We saw Jimmy LaFave and his band play at our local theatre at the weekend. (Photgraph above by my husband). I had never heard of this artist until recently, but he's well known in Texas and Oklahoma. Jimmy LaFave's style is known as "red dirt music" after the red soil of Oklahoma. He was born in Texas, but grew up in Okie-land and loves the state as his own.
Oklahoma has an excellent track record of producing musicians - Woody Guthrie, Leon Russell, JJ Cale, Chet Baker, Jimmy Webb, Jimmy Rushing, Garth Brooks, Vince Gill, Reba McEntyre, American Idol & Grammy winner Carrie Underwood, and there's a long list of others, past and present, too.
LaFave notes that Oklahoma possesses "
a frontier spirit, with an Australian edge to it, you can hardly see a band in Austin without an Oklahoma musician. There's a vibe there that's not in Texas or anywhere else I've found. It's the desolation that makes Oklahoma beautiful, like the Delta before you get to New Orleans."
This and all quotes below are from an article by Dave Marsh in the
Austin Chronicle We enjoyed the concert. I commented during the interval that a lot of Jimmy's songs sound kind of sad and nostalgic, not at all the "shit-kickin'" stuff I'd expected. The musicians in his band were excellent and widely experienced. It was very good to note that Jimmy gave them all due credit, on several occasions throughout the show.
At the end of the show Jimmy sang Woody Guthrie's famous "This Land is YOUR Land, This Land is MY Land", and invited the audience to join in. I love this song - it was written by Woody Guthrie in 1940 as a protest at the state of his country at that time. One verse from the original lyrics goes:
"In the squares of the city, In the shadow of a steeple;
By the relief office, I'd seen my people.
As they stood there hungry, I stood there asking,
Is this land made for you and me?"
Woody Guthrie was as annoyed as the Dixie Chicks are today in their song "I Ain't Ready to Make Nice". I'm not sure how many people nowadays, even in Oklahoma, realise that Woody was protesting in this song, but he was !
The first thing I did next morning was to search for Jimmy LaFave's birth data. I found it on-line - 12 July 1955, Wills Point, Texas, and quickly realised it wasn't surprising that much of his music held nostalgia and seemed a little sad and emotional.
Sun, Venus and Uranus in Cancer. Mercury in Gemini. Mars, Jupiter and Pluto in Leo. Moon probably in Aries, it was at 18* at 12 noon. Saturn in Scorpio, Neptune in Libra.

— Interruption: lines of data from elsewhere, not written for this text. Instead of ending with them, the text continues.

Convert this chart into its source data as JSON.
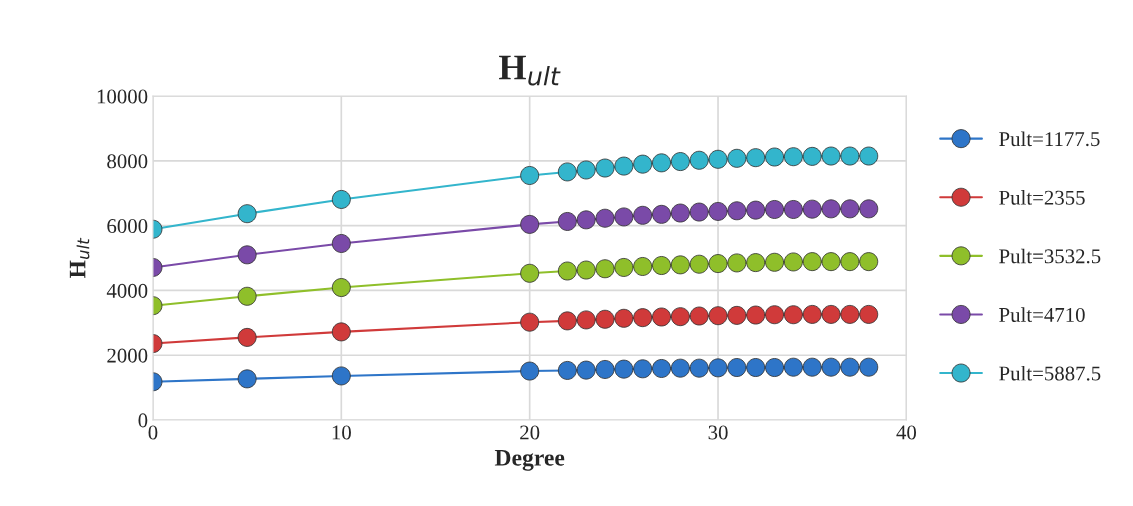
{
  "chart_data": {
    "type": "line",
    "title": "H$_{ult}$",
    "xlabel": "Degree",
    "ylabel": "H$_{ult}$",
    "x": [
      0,
      5,
      10,
      20,
      22,
      23,
      24,
      25,
      26,
      27,
      28,
      29,
      30,
      31,
      32,
      33,
      34,
      35,
      36,
      37,
      38
    ],
    "xlim": [
      0,
      40
    ],
    "xticks": [
      0,
      10,
      20,
      30,
      40
    ],
    "ylim": [
      0,
      10000
    ],
    "yticks": [
      0,
      2000,
      4000,
      6000,
      8000,
      10000
    ],
    "grid": true,
    "legend": "right",
    "marker": "circle",
    "line_style": "solid",
    "series": [
      {
        "name": "Pult=1177.5",
        "color": "#2e75c8",
        "values": [
          1180,
          1270,
          1360,
          1510,
          1530,
          1540,
          1560,
          1570,
          1580,
          1590,
          1600,
          1600,
          1610,
          1620,
          1620,
          1620,
          1630,
          1630,
          1630,
          1630,
          1630
        ]
      },
      {
        "name": "Pult=2355",
        "color": "#d03a3a",
        "values": [
          2360,
          2550,
          2720,
          3020,
          3060,
          3090,
          3110,
          3140,
          3160,
          3180,
          3190,
          3210,
          3220,
          3230,
          3240,
          3250,
          3250,
          3260,
          3260,
          3260,
          3260
        ]
      },
      {
        "name": "Pult=3532.5",
        "color": "#8fbf2a",
        "values": [
          3530,
          3820,
          4090,
          4530,
          4600,
          4630,
          4670,
          4710,
          4740,
          4770,
          4790,
          4810,
          4830,
          4850,
          4860,
          4870,
          4880,
          4890,
          4890,
          4890,
          4890
        ]
      },
      {
        "name": "Pult=4710",
        "color": "#7a4aa8",
        "values": [
          4710,
          5100,
          5450,
          6040,
          6130,
          6180,
          6230,
          6270,
          6320,
          6350,
          6390,
          6420,
          6440,
          6460,
          6480,
          6500,
          6500,
          6510,
          6520,
          6520,
          6520
        ]
      },
      {
        "name": "Pult=5887.5",
        "color": "#33b5cc",
        "values": [
          5890,
          6370,
          6810,
          7550,
          7660,
          7720,
          7780,
          7840,
          7900,
          7940,
          7980,
          8020,
          8050,
          8080,
          8100,
          8120,
          8130,
          8140,
          8150,
          8150,
          8150
        ]
      }
    ]
  }
}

His three planets in Leo show clearly - he's at home on stage, born to be there. I was pleased to find some quotes in the Austin Chronicle article, linked above, which support the fact that he does, indeed, possess the emotional, sensitive and caring personality associated with the zodiac sign of Cancer :
"When a friend needs a boost, LaFave turns on his warmth, not necessarily charm, just plain and powerful empathy. All his friends say something similar to Bob Childers, LaFave's songwriting mentor: "Jimmy's a really sensitive guy, but he spends a whole lot of time making sure nobody knows it."
"Singing is very emotional," allows LaFave. "You get obsessed with a lot of stuff. There's a sense of loneliness you have as an artist. That's why I close my eyes when I sing, because I like to go somewhere and find that place in everybody."
"There was a haunting night at the Cactus Cafe a few years ago, when he dedicated a song to a close friend who had just suffered a genuinely tragic loss of a loved one. He sang "Emotionally Yours" as if it were his best friend who'd been killed, and he sang it not only without flaw but from deep, deep inside what the words mean. Sitting there in the dark, you could forgive yourself for thinking it was the first time anyone at all had sung those words to that melody."
It's satisfying to find that the astrology broadly fits the impression one gets of a person, even from a distance, and still better when someone else's impression can be found to support it too.